Qualche ulteriore possibilità è offerta dall’accordo di ristrutturazione dei debiti ad efficacia estesa (art. 61, CCII) in quanto il Tribunale di Verona con sentenza di omologa del 12 dicembre 2024 ha ammesso la possibilità di prevedere, in tale istituto, un’unica categoria omogenea per i tributi statali e locali, a condizione che siano caratterizzati dallo stesso privilegio (ex art. 2752, c.c.), nonché la possibilità che l’Ente locale creditore possa essere “trascinato” dall’adesione dell’Agenzia delle Entrate alla proposta di transazione fiscale (e non anche nell’ipotesi di omologa forzosa), ovviamente nel caso in cui i crediti erariali siano sufficienti per avere la maggioranza qualificata della categoria (75% o 60%).
La situazione che si è venuta a creare richiede comunque un intervento a livello normativo, come anche osservato dalla citata delibera della Sezione regionale della Lombardia della Corte dei Conti, la quale ha rilevato che l’attuale sistema che esclude i tributi locali dal perimetro della transazione fiscale si presenta “illogico”, perché, così, questi finiscono per godere di maggiori protezioni rispetto ai crediti per tributi erariali, nonostante siano assistiti da una causa di prelazione di grado inferiore.
Il tema è già stato affrontato dal Legislatore della Riforma fiscale che nella Legge delega (Legge n. 111/2023) ha previsto, all’art. 9, comma 1, lett. a), n. 5), di introdurre la possibilità di raggiungere un accordo sul pagamento parziale o dilazionato dei tributi locali, ma soltanto nell’ambito della composizione negoziata della crisi di impresa (e dell’amministrazione straordinaria delle grandi imprese in crisi).

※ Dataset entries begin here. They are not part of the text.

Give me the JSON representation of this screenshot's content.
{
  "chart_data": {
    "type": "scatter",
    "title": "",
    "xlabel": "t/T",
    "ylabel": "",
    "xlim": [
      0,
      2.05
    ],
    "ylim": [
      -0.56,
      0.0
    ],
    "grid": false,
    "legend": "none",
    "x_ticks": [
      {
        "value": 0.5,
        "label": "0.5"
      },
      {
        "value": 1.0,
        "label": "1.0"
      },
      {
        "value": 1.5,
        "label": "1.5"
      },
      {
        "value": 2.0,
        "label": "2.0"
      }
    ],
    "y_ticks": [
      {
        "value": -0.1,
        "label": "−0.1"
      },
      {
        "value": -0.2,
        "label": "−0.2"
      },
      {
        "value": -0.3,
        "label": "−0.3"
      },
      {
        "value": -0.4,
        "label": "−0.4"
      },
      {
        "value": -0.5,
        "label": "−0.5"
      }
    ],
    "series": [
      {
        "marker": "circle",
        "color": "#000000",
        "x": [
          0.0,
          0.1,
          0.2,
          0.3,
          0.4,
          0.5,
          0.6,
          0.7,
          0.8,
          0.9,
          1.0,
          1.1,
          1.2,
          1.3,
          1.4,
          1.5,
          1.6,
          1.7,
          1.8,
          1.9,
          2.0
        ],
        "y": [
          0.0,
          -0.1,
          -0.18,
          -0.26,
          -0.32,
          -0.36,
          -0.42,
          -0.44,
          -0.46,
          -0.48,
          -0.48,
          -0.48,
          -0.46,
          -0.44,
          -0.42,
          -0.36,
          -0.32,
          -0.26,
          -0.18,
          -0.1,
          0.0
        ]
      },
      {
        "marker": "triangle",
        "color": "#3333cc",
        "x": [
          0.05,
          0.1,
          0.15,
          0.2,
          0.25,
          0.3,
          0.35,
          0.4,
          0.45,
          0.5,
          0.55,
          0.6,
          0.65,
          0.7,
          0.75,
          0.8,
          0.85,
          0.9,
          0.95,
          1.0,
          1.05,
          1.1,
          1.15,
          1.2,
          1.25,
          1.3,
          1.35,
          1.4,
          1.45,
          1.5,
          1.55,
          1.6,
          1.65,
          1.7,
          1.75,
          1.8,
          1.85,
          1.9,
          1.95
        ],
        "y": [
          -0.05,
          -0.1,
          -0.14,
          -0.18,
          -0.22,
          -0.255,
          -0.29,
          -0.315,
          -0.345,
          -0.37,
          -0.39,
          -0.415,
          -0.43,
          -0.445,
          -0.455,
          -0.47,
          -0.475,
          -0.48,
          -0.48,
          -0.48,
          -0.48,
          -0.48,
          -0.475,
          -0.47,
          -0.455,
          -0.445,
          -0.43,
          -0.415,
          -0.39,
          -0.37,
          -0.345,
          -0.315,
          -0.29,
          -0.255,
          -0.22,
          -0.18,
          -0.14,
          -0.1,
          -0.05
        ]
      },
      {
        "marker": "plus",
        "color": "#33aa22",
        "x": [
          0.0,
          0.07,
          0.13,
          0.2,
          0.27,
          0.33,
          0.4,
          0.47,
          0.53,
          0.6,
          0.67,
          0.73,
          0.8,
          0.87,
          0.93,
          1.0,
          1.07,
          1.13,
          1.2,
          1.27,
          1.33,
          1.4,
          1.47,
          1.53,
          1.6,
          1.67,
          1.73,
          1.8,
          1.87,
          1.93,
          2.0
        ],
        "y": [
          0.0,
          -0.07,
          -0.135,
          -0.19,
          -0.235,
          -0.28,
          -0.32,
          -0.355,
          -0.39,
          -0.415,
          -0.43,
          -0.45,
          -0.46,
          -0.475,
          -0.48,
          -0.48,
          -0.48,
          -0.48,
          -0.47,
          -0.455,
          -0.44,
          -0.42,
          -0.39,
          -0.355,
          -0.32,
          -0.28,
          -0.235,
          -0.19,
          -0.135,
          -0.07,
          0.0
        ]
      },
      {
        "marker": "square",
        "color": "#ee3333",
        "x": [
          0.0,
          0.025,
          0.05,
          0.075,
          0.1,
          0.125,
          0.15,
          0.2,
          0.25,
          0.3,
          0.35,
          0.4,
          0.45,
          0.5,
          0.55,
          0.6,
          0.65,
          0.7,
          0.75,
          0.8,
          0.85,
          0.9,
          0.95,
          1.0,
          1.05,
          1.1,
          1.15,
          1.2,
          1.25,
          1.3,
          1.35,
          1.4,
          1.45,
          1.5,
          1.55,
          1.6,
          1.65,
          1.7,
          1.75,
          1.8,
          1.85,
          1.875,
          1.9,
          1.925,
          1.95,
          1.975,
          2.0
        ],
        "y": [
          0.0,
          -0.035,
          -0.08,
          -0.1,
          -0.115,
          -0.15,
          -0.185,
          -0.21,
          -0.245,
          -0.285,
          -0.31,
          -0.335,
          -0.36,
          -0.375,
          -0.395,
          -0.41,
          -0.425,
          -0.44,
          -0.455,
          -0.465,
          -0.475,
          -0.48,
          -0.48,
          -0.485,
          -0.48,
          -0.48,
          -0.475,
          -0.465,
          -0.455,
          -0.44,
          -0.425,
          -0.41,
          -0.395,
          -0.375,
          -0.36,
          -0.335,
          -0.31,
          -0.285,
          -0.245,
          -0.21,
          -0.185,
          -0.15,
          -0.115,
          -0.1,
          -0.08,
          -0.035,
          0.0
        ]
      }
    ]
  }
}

Tale previsione è rimasta tuttavia inattuata da parte del Decreto “Correttivo-ter” al Codice della Crisi (D.Lgs. n. 136/2024), il quale ha inserito nell’ambito della composizione negoziata la transazione fiscale solo per i tributi erariali.
Con le modifiche recentemente apportate alla Legge delega per la Riforma fiscale da parte dell’art. 1, comma 1, lett. b), Legge n. 120/2025, è stata estesa la possibilità di prevedere la transazione fiscale anche per tributi locali in tutti gli istituti di risoluzione previsti dal CCII (intervenendo sul citato art. 9, comma 1, lett. a), n. 5)), ovvero, oltre che nella composizione negoziata, anche negli accordi di ristrutturazione dei debiti, nei concordati preventivi e nei piani di ristrutturazione soggetti a omologazione (compresa, quindi, la possibilità di cram down in caso di diniego dell’Ente, nel concordato preventivo e nell’accordo di ristrutturazione dei debiti).
Tuttavia, affinché siano operative dette disposizioni che implicano la piena equiparazione dei crediti per tributi locali a quelli per tributi statali ai fini del trattamento nell’ambito della crisi di impresa, occorrerà attendere il Decreto Legislativo di prossima emanazione (atteso entro i termini di attuazione della Riforma fiscale, prorogati sino al 31 dicembre 2025).